Evaluating Co-production

‘Co-production’ is an increasingly popular term and approach within academic research and public service delivery. Most simply, co-production is what happens when we make things together, be those things research, museum exhibitions, archives or public services. The drive to co-produce comes from a variety of angles. For public service delivery, co-production can simply mean better service delivery – service users often have knowledge that makes them better placed to define what services should look like and how they should operate, so it make sense they should be included. For research, the drive to co-produce is similar but different, emerging from a critique of the way in which knowledge about others has often been created by experts. The claim here is not only an instrumental one that the knowledge produced is less comprehensive or detailed but also an ethical one that  speaking for about and for others without their explicit consent is unjust. Representing others is a powerful act which may not always be to their benefit. It should then be up to those to whom knowledge refers to decide how to represent themselves. It has been according to this dual (instrumental and ethical) logic that knowledge co-production became a core part of methods like Participatory Action Research (PAR) which is often explicitly oriented to the creation of knowledge for a freer and more equal world. Similarly, currents in postcolonial, anti-racist and feminist scholarship have long attempted to produce knowledge with rather than for or about and to destablise and problematise the line between researcher and research subject.

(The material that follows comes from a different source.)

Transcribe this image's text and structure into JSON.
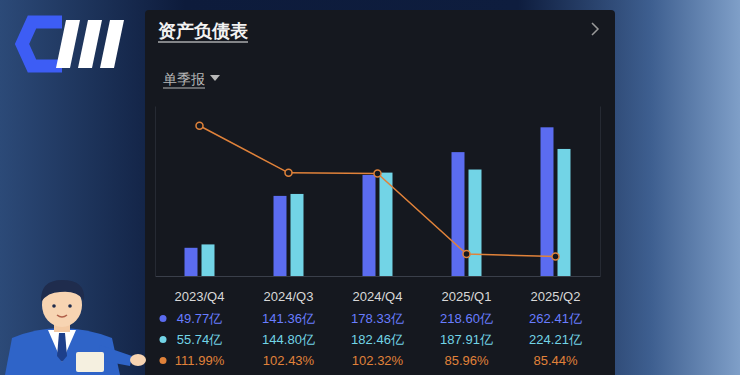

So how do we know good co-production when we see it? The New Economics Foundation (NEF) have done some excellent work developing tools for evaluating the co-production of services. Meanwhile, though significant ink has been spilled theorizing academic knowledge (co-)production, there is rather less out there in the way of practical methods for evaluating co-produced research projects. To this end, we have developed the schema below, building on the NEF’s work, but with an orientation towards co-production of research. Rather than offering a scoring system, the schema is focused on what was created, what was omitted and what if anything might be done to remedy an omission – this is applied to project ‘outputs’, relationships and organisational arrangements. This framing avoids the assumption that a perfect co-production can be defined in advance, and instead asks participants to reflect critically on why a particular ordering of the project was chosen. Thus, in a particular context, it may be the case that specialists (rather than a perfect sharing of roles) were used or that leadership (rather than a perfectly horizontal decision-making structure) was deployed. The implicit claim here is that what makes good co-production is not the presence or absence of ideal forms but rather that the particular form deployed is chosen consciously and collectively by the partners.

EVALUATION GRID CIRCLE AND GRID HI RES

The schema is best used in a group context and can be printed up to size of AO to for workshop use. Have one person facilitate while the rest of the group move through the sections in turn and write down their reflections/analysis. ‘Assets created/uncovered’ is usually the best place to start.

Notes on the sections:

Assets created/uncovered

  • What was it that is project created or made visible? What were the ‘outputs’? For example, journal articles, book chapters, a digital or physical archive, an exhibition etc.

Human Capacities Developed

  • What are participants able to do now that could not or did not realise they could do previously? What skills, experience, training and knowledge do they have that enable this?

Degree of mutuality/reciprocity

  • Think here who benefitted and how? Did partners benefit evenly? For example, individuals may have secured buy-out for their posts or career recognition, organisations may have benefitted from increased visibility, the research may have impacted on the lives of a particular group so as to be of benefit to them.

Degree to which roles are Dispersed/Shared

  • Think here about who did what and why? Who did the research design, carried out the interviews, analysed the data, presented at a conference, did the writing, design work or publicity. All roles do not have to be shared, but barriers to role sharing should be minimised so that roles can be shared should participants so desire.

Degree to which decision-making is participatory

  • Who is involved in making which decisions? Are some areas more open to participation than others? Why? Are decision-makers accountable to other members of the group or partnership?

Moving from periphery to centre

When moving from the outer to the inner rings of the circle, try to reflect on what aspects were missed out or and why. What was it that escaped consideration? Is action needed to rectify this lack, if so, what? Or was the focus on a particular group or area an intentional part of the project? What are the key issues or questions that emerge from this kind of reflection?